Shutdown and loan default loom as Congress stalls on $3.5 trillion infrastructure and budget bills
D emocrats and Republicans are in a standoff over raising the debt ceiling and passing a $3.5 trillion infrastructure bill, widening the path toward a government shutdown and an unprecedented default on the national debt.
The House passed a bill on Tuesday that would fund the government until December and suspend the debt limit until 2022, but GOP senators have been adamant that they will not support any bill that increases the debt. Republican Senate leadership said that it will block the 10 votes needed to bypass a filibuster on the bill.
If it doesn’t pass, the government will shut down on Oct. 1.
The only backup plan for the Democrats is to include the raised debt ceiling within the $3.5 trillion infrastructure deal championed by President Joe Biden.

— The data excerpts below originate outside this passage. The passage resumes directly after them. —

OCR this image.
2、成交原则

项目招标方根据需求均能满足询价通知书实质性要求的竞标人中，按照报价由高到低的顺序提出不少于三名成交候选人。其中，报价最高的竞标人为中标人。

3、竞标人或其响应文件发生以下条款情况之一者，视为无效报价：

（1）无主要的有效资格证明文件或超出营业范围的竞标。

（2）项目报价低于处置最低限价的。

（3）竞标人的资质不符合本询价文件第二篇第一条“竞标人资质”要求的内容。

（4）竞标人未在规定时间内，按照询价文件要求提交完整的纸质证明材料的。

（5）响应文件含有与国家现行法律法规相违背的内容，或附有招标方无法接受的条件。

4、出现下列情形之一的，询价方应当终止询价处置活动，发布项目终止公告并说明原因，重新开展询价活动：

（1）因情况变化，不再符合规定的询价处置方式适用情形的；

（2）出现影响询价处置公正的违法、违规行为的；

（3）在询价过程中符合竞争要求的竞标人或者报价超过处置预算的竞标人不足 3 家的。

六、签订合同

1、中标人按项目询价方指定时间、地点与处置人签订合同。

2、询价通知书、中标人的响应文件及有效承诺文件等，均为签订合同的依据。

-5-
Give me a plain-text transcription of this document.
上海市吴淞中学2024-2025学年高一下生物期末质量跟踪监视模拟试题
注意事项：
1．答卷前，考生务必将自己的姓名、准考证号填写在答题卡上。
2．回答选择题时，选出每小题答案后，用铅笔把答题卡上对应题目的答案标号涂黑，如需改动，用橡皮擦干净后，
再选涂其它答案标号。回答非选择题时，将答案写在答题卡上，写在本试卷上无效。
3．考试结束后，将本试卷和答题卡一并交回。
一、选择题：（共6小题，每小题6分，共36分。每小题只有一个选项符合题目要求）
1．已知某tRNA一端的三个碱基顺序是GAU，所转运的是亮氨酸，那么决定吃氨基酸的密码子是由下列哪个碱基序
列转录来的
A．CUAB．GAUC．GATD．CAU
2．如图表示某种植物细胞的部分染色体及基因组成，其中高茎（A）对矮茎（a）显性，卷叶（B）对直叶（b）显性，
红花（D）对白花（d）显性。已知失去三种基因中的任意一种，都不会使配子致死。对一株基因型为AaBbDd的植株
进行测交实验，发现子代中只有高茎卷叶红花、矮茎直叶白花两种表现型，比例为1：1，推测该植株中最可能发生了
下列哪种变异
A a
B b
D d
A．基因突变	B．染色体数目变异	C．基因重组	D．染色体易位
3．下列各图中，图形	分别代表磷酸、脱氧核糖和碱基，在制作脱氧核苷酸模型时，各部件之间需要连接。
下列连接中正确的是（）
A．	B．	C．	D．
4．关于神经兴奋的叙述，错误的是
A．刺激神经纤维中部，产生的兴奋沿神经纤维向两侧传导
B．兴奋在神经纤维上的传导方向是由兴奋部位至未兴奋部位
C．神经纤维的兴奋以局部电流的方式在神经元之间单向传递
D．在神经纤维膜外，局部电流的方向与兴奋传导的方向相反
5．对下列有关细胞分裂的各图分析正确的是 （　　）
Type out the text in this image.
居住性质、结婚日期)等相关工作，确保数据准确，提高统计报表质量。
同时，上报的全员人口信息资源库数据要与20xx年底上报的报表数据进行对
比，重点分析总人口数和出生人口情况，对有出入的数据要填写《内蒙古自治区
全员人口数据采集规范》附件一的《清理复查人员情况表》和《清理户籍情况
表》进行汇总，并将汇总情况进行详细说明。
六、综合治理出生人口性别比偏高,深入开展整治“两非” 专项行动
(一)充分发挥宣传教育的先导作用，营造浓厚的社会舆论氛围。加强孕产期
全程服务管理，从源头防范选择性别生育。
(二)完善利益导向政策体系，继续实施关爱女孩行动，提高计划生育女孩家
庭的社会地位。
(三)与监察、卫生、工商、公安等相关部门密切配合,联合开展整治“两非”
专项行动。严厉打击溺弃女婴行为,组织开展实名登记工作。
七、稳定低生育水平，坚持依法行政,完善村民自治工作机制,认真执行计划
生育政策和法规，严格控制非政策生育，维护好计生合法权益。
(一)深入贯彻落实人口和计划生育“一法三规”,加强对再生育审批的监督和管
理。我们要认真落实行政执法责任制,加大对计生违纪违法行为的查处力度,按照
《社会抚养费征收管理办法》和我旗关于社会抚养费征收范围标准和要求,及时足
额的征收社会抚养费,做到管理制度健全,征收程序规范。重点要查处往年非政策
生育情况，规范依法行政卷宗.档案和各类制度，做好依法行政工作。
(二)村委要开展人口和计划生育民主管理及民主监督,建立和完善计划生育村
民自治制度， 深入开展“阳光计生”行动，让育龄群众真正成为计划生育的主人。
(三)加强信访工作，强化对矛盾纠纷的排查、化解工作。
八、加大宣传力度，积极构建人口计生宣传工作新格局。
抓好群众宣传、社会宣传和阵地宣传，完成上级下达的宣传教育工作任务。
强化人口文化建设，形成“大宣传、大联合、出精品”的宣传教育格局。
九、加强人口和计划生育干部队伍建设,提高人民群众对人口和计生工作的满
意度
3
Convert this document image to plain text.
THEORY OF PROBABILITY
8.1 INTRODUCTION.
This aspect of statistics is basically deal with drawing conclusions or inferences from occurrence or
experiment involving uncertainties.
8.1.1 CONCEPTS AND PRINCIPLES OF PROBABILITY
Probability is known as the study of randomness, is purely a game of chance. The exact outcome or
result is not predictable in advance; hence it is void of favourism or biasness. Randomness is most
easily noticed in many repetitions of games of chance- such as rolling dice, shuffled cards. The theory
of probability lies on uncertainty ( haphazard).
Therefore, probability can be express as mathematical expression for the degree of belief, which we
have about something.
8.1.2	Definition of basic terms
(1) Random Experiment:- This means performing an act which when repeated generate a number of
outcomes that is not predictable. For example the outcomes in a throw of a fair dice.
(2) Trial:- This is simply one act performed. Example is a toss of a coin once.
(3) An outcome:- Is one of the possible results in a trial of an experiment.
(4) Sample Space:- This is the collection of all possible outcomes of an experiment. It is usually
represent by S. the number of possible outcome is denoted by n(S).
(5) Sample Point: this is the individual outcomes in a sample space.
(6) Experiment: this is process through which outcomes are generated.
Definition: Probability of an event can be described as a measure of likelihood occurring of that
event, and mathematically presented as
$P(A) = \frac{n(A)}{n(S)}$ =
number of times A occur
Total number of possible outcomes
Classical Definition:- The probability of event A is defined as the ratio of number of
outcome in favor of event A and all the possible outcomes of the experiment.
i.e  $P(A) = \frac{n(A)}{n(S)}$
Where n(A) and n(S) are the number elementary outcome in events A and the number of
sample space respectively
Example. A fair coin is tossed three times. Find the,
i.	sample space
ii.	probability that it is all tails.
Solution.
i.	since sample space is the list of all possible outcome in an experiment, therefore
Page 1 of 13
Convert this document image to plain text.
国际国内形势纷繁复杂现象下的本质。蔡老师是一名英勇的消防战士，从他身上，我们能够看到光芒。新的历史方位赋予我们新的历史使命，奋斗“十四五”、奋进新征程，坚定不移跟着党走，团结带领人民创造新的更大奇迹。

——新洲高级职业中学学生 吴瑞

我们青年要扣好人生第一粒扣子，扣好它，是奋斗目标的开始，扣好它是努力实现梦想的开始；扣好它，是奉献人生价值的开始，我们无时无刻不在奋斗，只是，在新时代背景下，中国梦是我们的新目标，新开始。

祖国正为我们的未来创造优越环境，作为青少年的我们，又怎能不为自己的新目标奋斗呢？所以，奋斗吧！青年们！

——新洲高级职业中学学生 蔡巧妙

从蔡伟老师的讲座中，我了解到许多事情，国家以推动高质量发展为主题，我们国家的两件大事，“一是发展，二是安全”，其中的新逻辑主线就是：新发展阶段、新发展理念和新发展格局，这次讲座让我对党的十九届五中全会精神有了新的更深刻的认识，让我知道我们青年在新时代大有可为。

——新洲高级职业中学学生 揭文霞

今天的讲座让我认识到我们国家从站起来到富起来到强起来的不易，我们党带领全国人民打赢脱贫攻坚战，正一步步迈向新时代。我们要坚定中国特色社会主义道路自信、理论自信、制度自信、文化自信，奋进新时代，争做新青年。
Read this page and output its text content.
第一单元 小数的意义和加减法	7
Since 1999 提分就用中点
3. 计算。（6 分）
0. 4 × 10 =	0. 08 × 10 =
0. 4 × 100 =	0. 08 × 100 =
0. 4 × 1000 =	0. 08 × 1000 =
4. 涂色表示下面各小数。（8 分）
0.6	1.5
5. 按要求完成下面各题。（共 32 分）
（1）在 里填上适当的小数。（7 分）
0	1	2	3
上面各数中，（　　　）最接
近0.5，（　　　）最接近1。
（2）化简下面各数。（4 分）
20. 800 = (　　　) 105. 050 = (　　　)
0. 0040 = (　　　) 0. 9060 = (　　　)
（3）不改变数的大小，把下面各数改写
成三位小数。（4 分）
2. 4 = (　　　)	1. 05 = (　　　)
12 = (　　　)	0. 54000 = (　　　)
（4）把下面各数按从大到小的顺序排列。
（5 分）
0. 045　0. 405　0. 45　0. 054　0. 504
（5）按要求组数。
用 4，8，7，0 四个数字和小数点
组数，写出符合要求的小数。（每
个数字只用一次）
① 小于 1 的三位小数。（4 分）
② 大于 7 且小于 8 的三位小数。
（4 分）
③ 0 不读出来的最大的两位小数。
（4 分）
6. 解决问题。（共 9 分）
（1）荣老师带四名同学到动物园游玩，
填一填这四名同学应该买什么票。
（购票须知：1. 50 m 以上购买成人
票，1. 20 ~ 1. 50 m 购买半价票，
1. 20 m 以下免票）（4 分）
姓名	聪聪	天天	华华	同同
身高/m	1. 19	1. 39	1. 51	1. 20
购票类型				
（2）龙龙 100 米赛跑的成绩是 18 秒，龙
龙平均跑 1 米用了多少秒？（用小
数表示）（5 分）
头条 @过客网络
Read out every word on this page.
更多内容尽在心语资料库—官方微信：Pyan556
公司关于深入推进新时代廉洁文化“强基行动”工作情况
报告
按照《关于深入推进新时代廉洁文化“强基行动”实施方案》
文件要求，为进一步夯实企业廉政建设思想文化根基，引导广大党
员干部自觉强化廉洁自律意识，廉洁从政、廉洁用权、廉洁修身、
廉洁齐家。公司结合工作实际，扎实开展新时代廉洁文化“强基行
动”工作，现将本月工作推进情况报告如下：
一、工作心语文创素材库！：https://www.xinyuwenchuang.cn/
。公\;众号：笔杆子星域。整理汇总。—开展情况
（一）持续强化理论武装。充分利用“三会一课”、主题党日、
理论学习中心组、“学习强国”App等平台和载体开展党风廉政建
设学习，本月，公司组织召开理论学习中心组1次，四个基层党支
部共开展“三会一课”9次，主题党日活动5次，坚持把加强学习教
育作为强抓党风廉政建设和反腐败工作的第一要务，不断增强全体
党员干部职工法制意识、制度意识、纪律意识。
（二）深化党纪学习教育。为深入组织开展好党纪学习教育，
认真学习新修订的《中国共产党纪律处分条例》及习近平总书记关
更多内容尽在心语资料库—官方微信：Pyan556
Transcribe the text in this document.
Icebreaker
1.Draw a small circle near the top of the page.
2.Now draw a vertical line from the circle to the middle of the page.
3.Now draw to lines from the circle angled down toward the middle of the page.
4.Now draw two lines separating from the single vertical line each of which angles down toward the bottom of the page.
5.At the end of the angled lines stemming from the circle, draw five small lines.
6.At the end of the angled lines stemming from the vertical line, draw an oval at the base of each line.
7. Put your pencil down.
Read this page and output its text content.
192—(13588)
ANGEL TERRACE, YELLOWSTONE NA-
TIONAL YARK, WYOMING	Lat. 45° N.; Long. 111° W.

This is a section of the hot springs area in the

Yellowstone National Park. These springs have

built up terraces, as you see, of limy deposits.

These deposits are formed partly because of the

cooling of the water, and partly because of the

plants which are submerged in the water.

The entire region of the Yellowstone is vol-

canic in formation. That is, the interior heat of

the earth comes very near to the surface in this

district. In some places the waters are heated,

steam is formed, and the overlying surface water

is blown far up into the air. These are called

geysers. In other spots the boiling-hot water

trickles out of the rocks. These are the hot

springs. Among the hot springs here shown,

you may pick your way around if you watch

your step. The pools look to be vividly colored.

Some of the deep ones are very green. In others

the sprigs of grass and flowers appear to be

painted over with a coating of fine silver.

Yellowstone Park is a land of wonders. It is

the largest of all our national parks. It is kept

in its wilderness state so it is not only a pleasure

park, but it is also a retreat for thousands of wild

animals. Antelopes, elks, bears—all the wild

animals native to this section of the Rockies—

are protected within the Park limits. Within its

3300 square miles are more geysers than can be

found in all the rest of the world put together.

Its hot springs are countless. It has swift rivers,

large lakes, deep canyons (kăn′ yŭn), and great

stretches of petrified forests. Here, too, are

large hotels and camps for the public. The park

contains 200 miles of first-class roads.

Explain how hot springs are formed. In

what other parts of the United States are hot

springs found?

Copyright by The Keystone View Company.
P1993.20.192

But Speaker of the House Nancy Pelosi signaled to colleagues in a letter on Monday that she will not move to vote on the bill in the House if her party cannot secure the votes of centrist Democrats in the Senate.
Sens. Kyrsten Sinema of Arizona and Joe Manchin of West Virginia have both publicly said they won’t vote for $3.5 trillion in spending but haven’t named a price they would support. House liberals, meanwhile, are pressuring for a vote regardless of Senate viability. A similar situation regarding a 2009 climate change bill that passed the House but never came to the Senate floor skewered centrist Democrats in their home districts, resulting in a lost bill and a lost majority in the following midterm elections.
Without a deal on the debt ceiling, which governs the money the Treasury Department can pay out, the department first relies on “extraordinary measures” for payments including Social Security.
These measures are expected to run dry in mid-October, after which the government would default on such payments and launch into uncharted fiscal waters.